Bei den Sonderbauwerken gestaltet sich alleine die Schadensermittlung jedoch besonders schwierig, weil diese z.T. noch gar nicht zugänglich sind, besonders in Stadtteilen, die nach wie vor unter Wasser stehen. Außerdem muss oft zunächst erst einmal die Stromversorgung sichergestellt werden.

Da die Gewässer durch die entstandenen Schäden auch in ihrer Güte beeinträchtigt sind, etwa durch ausgelaufenes Öl aus Gebäuden und Fahrzeugen und anderweitig abgeschwemmte Schmutzstoffe, ist eine Wiederherstellung der Abwasserreinigung zum Schutz der Gewässer und der Umwelt unabdingbar. Der Wasserverband steht über den Fortgang der Entwicklungen in ständigem Austausch mit der Bezirksregierung Köln. Der Verband weist darauf hin, dass viele Anlagenteile, wie z.B. die Elektroschaltschränke komplett erneuert werden müssen. Es wird deswegen einige Zeit dauern, bis die Abwasserreinigung wieder die volle Leistungsfähigkeit wie vor dem Hochwasser erreichen wird.

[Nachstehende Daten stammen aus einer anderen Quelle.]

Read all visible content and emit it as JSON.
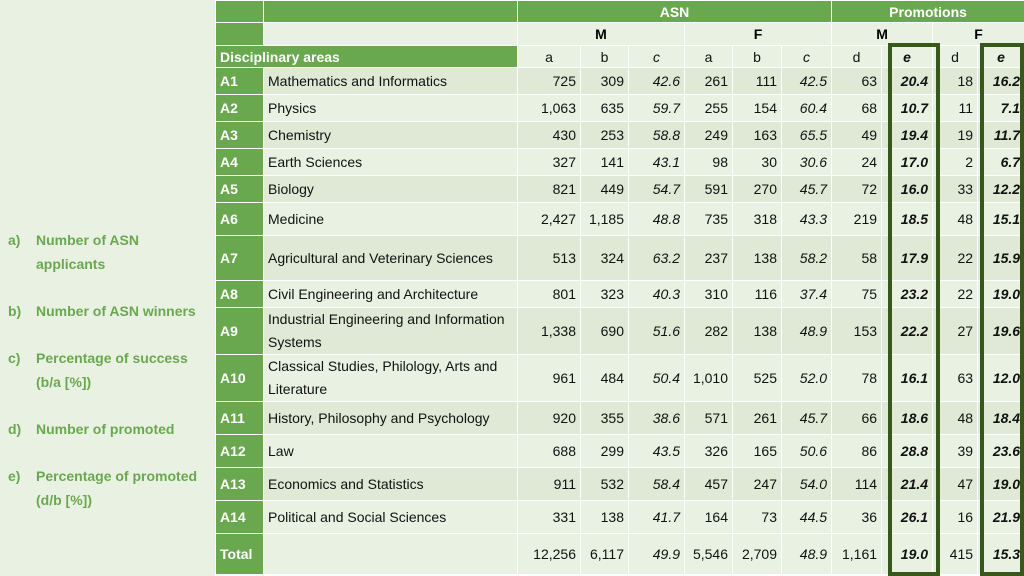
{
  "legend": [
    {
      "letter": "a)",
      "text": "Number of ASN applicants"
    },
    {
      "letter": "b)",
      "text": "Number of ASN winners"
    },
    {
      "letter": "c)",
      "text": "Percentage of success (b/a [%])"
    },
    {
      "letter": "d)",
      "text": "Number of promoted"
    },
    {
      "letter": "e)",
      "text": "Percentage of promoted (d/b [%])"
    }
  ],
  "header": {
    "asn": "ASN",
    "promotions": "Promotions",
    "m": "M",
    "f": "F",
    "disciplinary_areas": "Disciplinary areas",
    "cols": [
      "a",
      "b",
      "c",
      "a",
      "b",
      "c",
      "d",
      "e",
      "d",
      "e"
    ]
  },
  "rows": [
    {
      "code": "A1",
      "area": "Mathematics and Informatics",
      "v": [
        "725",
        "309",
        "42.6",
        "261",
        "111",
        "42.5",
        "63",
        "20.4",
        "18",
        "16.2"
      ]
    },
    {
      "code": "A2",
      "area": "Physics",
      "v": [
        "1,063",
        "635",
        "59.7",
        "255",
        "154",
        "60.4",
        "68",
        "10.7",
        "11",
        "7.1"
      ]
    },
    {
      "code": "A3",
      "area": "Chemistry",
      "v": [
        "430",
        "253",
        "58.8",
        "249",
        "163",
        "65.5",
        "49",
        "19.4",
        "19",
        "11.7"
      ]
    },
    {
      "code": "A4",
      "area": "Earth Sciences",
      "v": [
        "327",
        "141",
        "43.1",
        "98",
        "30",
        "30.6",
        "24",
        "17.0",
        "2",
        "6.7"
      ]
    },
    {
      "code": "A5",
      "area": "Biology",
      "v": [
        "821",
        "449",
        "54.7",
        "591",
        "270",
        "45.7",
        "72",
        "16.0",
        "33",
        "12.2"
      ]
    },
    {
      "code": "A6",
      "area": "Medicine",
      "v": [
        "2,427",
        "1,185",
        "48.8",
        "735",
        "318",
        "43.3",
        "219",
        "18.5",
        "48",
        "15.1"
      ]
    },
    {
      "code": "A7",
      "area": "Agricultural and Veterinary Sciences",
      "v": [
        "513",
        "324",
        "63.2",
        "237",
        "138",
        "58.2",
        "58",
        "17.9",
        "22",
        "15.9"
      ]
    },
    {
      "code": "A8",
      "area": "Civil Engineering and Architecture",
      "v": [
        "801",
        "323",
        "40.3",
        "310",
        "116",
        "37.4",
        "75",
        "23.2",
        "22",
        "19.0"
      ]
    },
    {
      "code": "A9",
      "area": "Industrial Engineering and Information Systems",
      "v": [
        "1,338",
        "690",
        "51.6",
        "282",
        "138",
        "48.9",
        "153",
        "22.2",
        "27",
        "19.6"
      ]
    },
    {
      "code": "A10",
      "area": "Classical Studies, Philology, Arts and Literature",
      "v": [
        "961",
        "484",
        "50.4",
        "1,010",
        "525",
        "52.0",
        "78",
        "16.1",
        "63",
        "12.0"
      ]
    },
    {
      "code": "A11",
      "area": "History, Philosophy and Psychology",
      "v": [
        "920",
        "355",
        "38.6",
        "571",
        "261",
        "45.7",
        "66",
        "18.6",
        "48",
        "18.4"
      ]
    },
    {
      "code": "A12",
      "area": "Law",
      "v": [
        "688",
        "299",
        "43.5",
        "326",
        "165",
        "50.6",
        "86",
        "28.8",
        "39",
        "23.6"
      ]
    },
    {
      "code": "A13",
      "area": "Economics and Statistics",
      "v": [
        "911",
        "532",
        "58.4",
        "457",
        "247",
        "54.0",
        "114",
        "21.4",
        "47",
        "19.0"
      ]
    },
    {
      "code": "A14",
      "area": "Political and Social Sciences",
      "v": [
        "331",
        "138",
        "41.7",
        "164",
        "73",
        "44.5",
        "36",
        "26.1",
        "16",
        "21.9"
      ]
    }
  ],
  "total": {
    "code": "Total",
    "v": [
      "12,256",
      "6,117",
      "49.9",
      "5,546",
      "2,709",
      "48.9",
      "1,161",
      "19.0",
      "415",
      "15.3"
    ]
  }
}
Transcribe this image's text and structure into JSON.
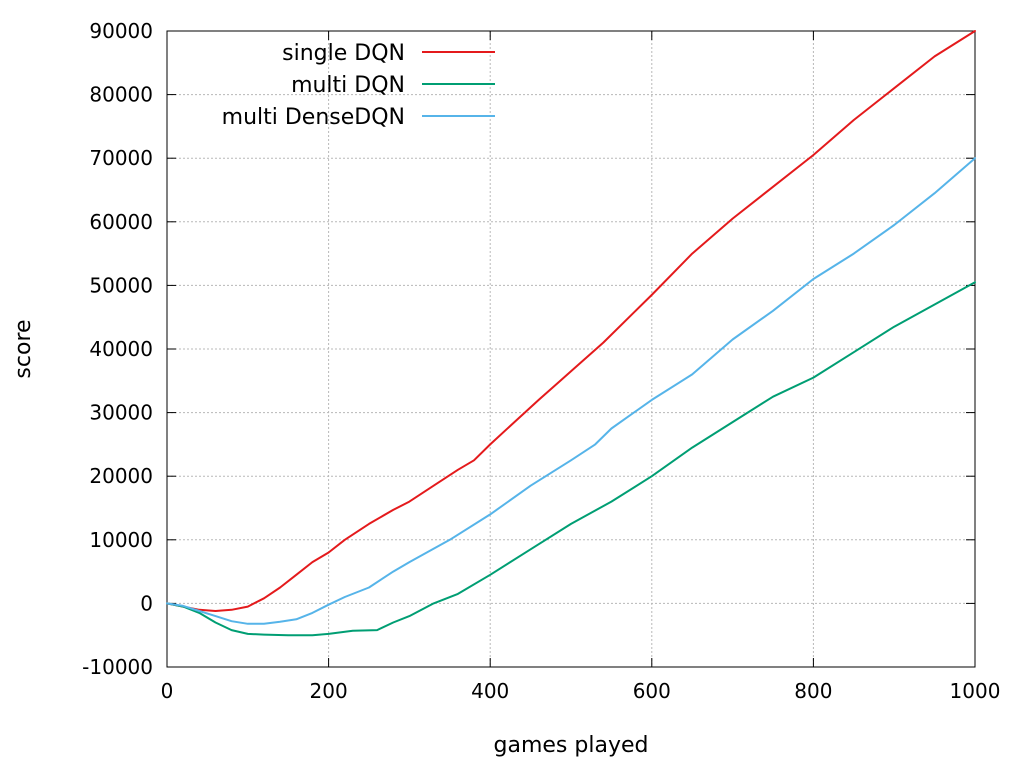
{
  "chart_data": {
    "type": "line",
    "title": "",
    "xlabel": "games played",
    "ylabel": "score",
    "xlim": [
      0,
      1000
    ],
    "ylim": [
      -10000,
      90000
    ],
    "xticks": [
      0,
      200,
      400,
      600,
      800,
      1000
    ],
    "yticks": [
      -10000,
      0,
      10000,
      20000,
      30000,
      40000,
      50000,
      60000,
      70000,
      80000,
      90000
    ],
    "grid": true,
    "legend_position": "top-left",
    "series": [
      {
        "name": "single DQN",
        "color": "#e41a1c",
        "x": [
          0,
          20,
          40,
          60,
          80,
          100,
          120,
          140,
          160,
          180,
          200,
          220,
          250,
          280,
          300,
          330,
          360,
          380,
          400,
          430,
          460,
          500,
          540,
          580,
          600,
          650,
          700,
          750,
          800,
          850,
          900,
          950,
          1000
        ],
        "y": [
          0,
          -500,
          -1000,
          -1200,
          -1000,
          -500,
          800,
          2500,
          4500,
          6500,
          8000,
          10000,
          12500,
          14700,
          16000,
          18500,
          21000,
          22500,
          25000,
          28500,
          32000,
          36500,
          41000,
          46000,
          48500,
          55000,
          60500,
          65500,
          70500,
          76000,
          81000,
          86000,
          90000
        ]
      },
      {
        "name": "multi DQN",
        "color": "#009e73",
        "x": [
          0,
          20,
          40,
          60,
          80,
          100,
          120,
          150,
          180,
          200,
          230,
          260,
          280,
          300,
          330,
          360,
          400,
          450,
          500,
          550,
          600,
          650,
          700,
          750,
          800,
          850,
          900,
          950,
          1000
        ],
        "y": [
          0,
          -500,
          -1500,
          -3000,
          -4200,
          -4800,
          -4900,
          -5000,
          -5000,
          -4800,
          -4300,
          -4200,
          -3000,
          -2000,
          0,
          1500,
          4500,
          8500,
          12500,
          16000,
          20000,
          24500,
          28500,
          32500,
          35500,
          39500,
          43500,
          47000,
          50500
        ]
      },
      {
        "name": "multi DenseDQN",
        "color": "#56b4e9",
        "x": [
          0,
          20,
          40,
          60,
          80,
          100,
          120,
          140,
          160,
          180,
          200,
          220,
          250,
          280,
          300,
          350,
          400,
          450,
          500,
          530,
          550,
          600,
          650,
          700,
          750,
          800,
          850,
          900,
          950,
          1000
        ],
        "y": [
          0,
          -400,
          -1200,
          -2000,
          -2800,
          -3200,
          -3200,
          -2900,
          -2500,
          -1500,
          -200,
          1000,
          2500,
          5000,
          6500,
          10000,
          14000,
          18500,
          22500,
          25000,
          27500,
          32000,
          36000,
          41500,
          46000,
          51000,
          55000,
          59500,
          64500,
          70000
        ]
      }
    ]
  }
}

Im Bereich von Kreuzau und Düren war durch die Niederschläge und durch den hohen Grundwasserstand, nicht zuletzt auch wegen der hohen Abgabe aus dem Talsperrensystem, der Hauptsammler fast bordvoll gefüllt. Die Kläranlage verzeichnete einen deutlich höheren Zufluss. Der WVER konnte hier in enger Zusammenarbeit mit den großen Betrieben der Papierfabrikation verabreden, dass diese ihre Produktion drosselten, um ihrerseits aktiv zur Entlastung des Hauptsammlers beizutragen. Inzwischen sind die hier aufgetretenen Beeinträchtigungen bereits wieder abgeklungen.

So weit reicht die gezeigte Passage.